Documento importante, credível, mas que, na realidade, os seus princípios, o seu conteúdo e finalidade são constantemente desmentidos, apesar dos esforços a favor da paz.
Basta ver o que se está a passar na Síria, antes no Iraque, na Bósnia..., para só lembrar os conflitos mais recentes, "promovidos" pelas chamadas "grandes potências".

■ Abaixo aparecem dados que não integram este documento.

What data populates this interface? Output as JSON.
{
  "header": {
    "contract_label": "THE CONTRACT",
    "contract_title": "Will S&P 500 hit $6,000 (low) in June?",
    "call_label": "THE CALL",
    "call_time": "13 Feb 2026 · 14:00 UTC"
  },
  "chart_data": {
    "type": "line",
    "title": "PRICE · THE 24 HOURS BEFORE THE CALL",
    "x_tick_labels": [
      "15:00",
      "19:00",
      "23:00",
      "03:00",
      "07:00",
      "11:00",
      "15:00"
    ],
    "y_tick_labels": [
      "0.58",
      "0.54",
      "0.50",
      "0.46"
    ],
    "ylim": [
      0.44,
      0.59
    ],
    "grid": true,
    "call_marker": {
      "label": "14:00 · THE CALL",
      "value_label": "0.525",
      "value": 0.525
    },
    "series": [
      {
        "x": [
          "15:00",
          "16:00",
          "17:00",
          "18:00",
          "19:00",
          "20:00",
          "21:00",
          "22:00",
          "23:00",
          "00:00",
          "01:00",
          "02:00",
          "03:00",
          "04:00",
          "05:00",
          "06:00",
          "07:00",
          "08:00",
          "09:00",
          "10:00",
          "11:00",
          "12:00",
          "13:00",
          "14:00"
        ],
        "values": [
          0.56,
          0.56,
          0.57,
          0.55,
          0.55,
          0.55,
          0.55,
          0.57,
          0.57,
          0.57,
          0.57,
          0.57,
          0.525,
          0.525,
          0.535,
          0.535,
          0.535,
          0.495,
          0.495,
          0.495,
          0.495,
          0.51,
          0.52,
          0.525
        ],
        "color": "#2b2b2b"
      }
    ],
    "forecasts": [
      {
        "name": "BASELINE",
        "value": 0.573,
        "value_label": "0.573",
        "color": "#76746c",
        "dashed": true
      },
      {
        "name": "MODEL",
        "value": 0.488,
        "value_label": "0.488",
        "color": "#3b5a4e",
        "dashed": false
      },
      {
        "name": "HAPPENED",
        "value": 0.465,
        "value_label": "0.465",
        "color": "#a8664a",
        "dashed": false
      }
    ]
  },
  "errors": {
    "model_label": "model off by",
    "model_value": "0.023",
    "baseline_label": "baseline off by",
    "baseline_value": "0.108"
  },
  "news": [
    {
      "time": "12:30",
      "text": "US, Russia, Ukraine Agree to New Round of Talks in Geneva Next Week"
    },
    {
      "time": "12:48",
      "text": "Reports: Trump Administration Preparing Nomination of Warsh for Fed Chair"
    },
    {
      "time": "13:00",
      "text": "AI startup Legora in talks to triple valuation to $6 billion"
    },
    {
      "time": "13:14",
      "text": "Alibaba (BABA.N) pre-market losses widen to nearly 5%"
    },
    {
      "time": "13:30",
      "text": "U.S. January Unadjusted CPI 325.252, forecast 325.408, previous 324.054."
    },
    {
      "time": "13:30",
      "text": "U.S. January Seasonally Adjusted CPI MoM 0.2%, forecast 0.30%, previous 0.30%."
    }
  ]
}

A história da "Sociedade das Nações", também conhecida por "Liga das Nações" é longa e não foi por acaso que nasceu logo após a I Grande Guerra (1914-1918), teve a necessidade de se reforçar com um Pacto (em 1928), mas sucumbiu ao mesmo tempo da II Guerra Mundial (em 1946), dando lugar à Organização das Nações Unidas (ONU).

Os líderes das maiores potências bélicas mundiais: Putin (Rússia) e Obama (EUA). Dois países assaz activos em todas as guerras. Porquê?
Como disse o nosso Nobel da Literatura (de 1998), José Saramago (1922-2010): "É mais fácil mobilizar os homens para a guerra que para a paz.
Ao longo da história, a Humanidade sempre foi levada a considerar a guerra como o meio mais eficaz de resolução de conflitos, e sempre os que governaram se serviram dos breves intervalos de paz para a preparação das guerras futuras.
Mas foi sempre em nome da paz que todas as guerras foram declaradas."